Вошедший присел на лавку возле ближайшего к стойке широкого стола из широких оструганных досок.
– Как у вас тут бардам платят, а? А то вон уйду куда ещё, а вечером у вас только мыши пировать будут.
Посетитель то ли шутил, то ли говорил серьёзно, понять его сразу казалось невозможным. А понять хотелось
– Да как платят, – женщина смахнула полотенцем мух со стола, – как и везде – ночлег, стол да чаевые, что подадут... А ты не смотри, милсдарь, что сейчас пусто – к обеду уже не протолкнуться будет... У нас же место в округе известное... Ну а жаркое и капустник – это хоть сейчас, в момент подогреть.
Светловолосая девушка, та самая, что первой встретила барда, проскользнула на кухню и, уже оттуда взглянув на гостя.
– Курицу и вина! – вслед ей крикнула старшая.
Гость между тем снял со спины скатку плаща и сложил его на лавку рядом с собой. Потом провёл пальцами по струнам и, видимо оставшись не совсем довольным звучанием инструмента, принялся чуть подкручивать колки, нежно трогая при этом то ту, то иную струну.
– Ночлег, как я понимаю, это отдельную комнату с матрасом, так? – поднял он взгляд на всё ещё стоявшую перед ним хозяйку.
– Так почему бы и нет? – удивилась старшая из женщин, – ежели комнаты свободные есть, мы всегда рады таким гостям...
Она прошлась по залу, поправила скамьи, подняла с пола какой-то мусор и, наконец, подбоченясь, встала у стойки бара.
– Ящерица, ты там совсем пропала? – громко, так, чтобы было слышно на кухне, крикнула она чуть погодя, протирая и без того блестящую поверхность столешницы.
Почти тут же выпорхнула вторая девушка с подносом, уставленным блюдами. Помимо куска запечёной до румяной корочки курятины, она принесла барду тушеных овощей, свежих огурчиков, зеленого лука, свежего хлеба и кувшин с вином. Расставив всё это на столе, подняла ясные, светло-голубые глаза на посетителя:
– Ещё что-нибудь?
С кухни раздался какой-то грохот и хозяйка, бросив тряпку на стойке, метнулась туда.

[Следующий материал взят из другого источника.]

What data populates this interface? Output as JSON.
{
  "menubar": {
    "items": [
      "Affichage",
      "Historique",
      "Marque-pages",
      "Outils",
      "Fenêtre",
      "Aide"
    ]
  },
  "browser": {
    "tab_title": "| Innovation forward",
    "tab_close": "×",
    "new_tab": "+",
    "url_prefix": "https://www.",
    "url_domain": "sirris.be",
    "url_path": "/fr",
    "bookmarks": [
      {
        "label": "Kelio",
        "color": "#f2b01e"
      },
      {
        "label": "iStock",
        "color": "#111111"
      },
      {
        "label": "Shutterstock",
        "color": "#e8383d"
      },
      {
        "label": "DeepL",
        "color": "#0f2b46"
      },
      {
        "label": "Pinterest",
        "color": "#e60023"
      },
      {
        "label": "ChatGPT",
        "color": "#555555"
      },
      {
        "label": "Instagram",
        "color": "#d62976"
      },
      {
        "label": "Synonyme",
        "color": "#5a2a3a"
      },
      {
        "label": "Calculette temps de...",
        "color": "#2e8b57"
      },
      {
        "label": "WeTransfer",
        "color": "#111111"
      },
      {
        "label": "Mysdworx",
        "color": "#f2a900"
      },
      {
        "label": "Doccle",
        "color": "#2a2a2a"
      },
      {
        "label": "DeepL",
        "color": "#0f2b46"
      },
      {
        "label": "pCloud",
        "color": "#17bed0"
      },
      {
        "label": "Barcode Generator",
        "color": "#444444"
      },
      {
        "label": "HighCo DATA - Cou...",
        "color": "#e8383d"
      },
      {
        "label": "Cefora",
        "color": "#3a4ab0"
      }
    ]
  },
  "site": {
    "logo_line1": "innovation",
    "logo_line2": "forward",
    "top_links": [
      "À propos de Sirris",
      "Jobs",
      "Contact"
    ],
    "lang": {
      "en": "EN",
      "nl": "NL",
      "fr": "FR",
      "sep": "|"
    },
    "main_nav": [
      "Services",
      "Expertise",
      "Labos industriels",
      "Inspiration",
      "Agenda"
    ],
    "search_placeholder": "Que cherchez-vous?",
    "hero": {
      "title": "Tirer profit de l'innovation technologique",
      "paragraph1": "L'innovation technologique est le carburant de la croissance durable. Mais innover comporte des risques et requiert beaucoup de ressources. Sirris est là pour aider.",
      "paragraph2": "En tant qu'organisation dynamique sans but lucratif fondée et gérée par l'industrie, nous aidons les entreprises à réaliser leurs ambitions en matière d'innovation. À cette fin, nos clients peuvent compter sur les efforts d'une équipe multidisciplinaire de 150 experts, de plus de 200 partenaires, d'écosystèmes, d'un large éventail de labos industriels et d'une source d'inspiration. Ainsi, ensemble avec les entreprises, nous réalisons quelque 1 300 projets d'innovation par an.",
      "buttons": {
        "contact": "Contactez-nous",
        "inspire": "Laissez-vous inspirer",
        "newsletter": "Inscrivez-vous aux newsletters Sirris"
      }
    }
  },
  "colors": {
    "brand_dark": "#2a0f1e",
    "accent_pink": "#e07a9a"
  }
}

– А ты посиди со мной, красавица, а то ведь задёргали, да? – поднял на неё глаза, в синеве которых можно было утонуть, бард.
Он осторожно положил лютню на плащ, зачем-то дохнул на руки и, подвинув к себе миску с овощами, принялся за еду. Длинная прядь его длинных каштановых волос почти касалась жаркого. Бард изредка поправлял её левой рукой, но та, не желая слушаться сползала снова и снова.
– Мачеха? – бард кивнул в сторону кухни, – На сестру вроде не похожа.
С кухни не доносилось ни звука, затем послышался голос хозяйки, недовольный, но без крика. Женщина, по всей видимости, что-то рассказывала поварихе.
Девушка, присевшая на краешек скамьи и вся напряженная в ожидании нагоняя, раскрасневшаяся от смущения и польщённая вниманием незнакомца, кивнула:
– Ага. Мамки уж три зимы нету...
Не зная, как продолжать разговор, наконец вымолвила, покрываясь пунцовым румянцем:
– А вы откуда? Где бывали?
– Где бывал... – бард оторвался от еды, немного откинулся на стуле и посмотрел на девушку так, словно она спросила его нечто необычное, а не произнесла типичную фразу, которой приветствуют любого мало-мальски интересного гостя, – Лучше тебе и не знать... Хм, а может лучше знать...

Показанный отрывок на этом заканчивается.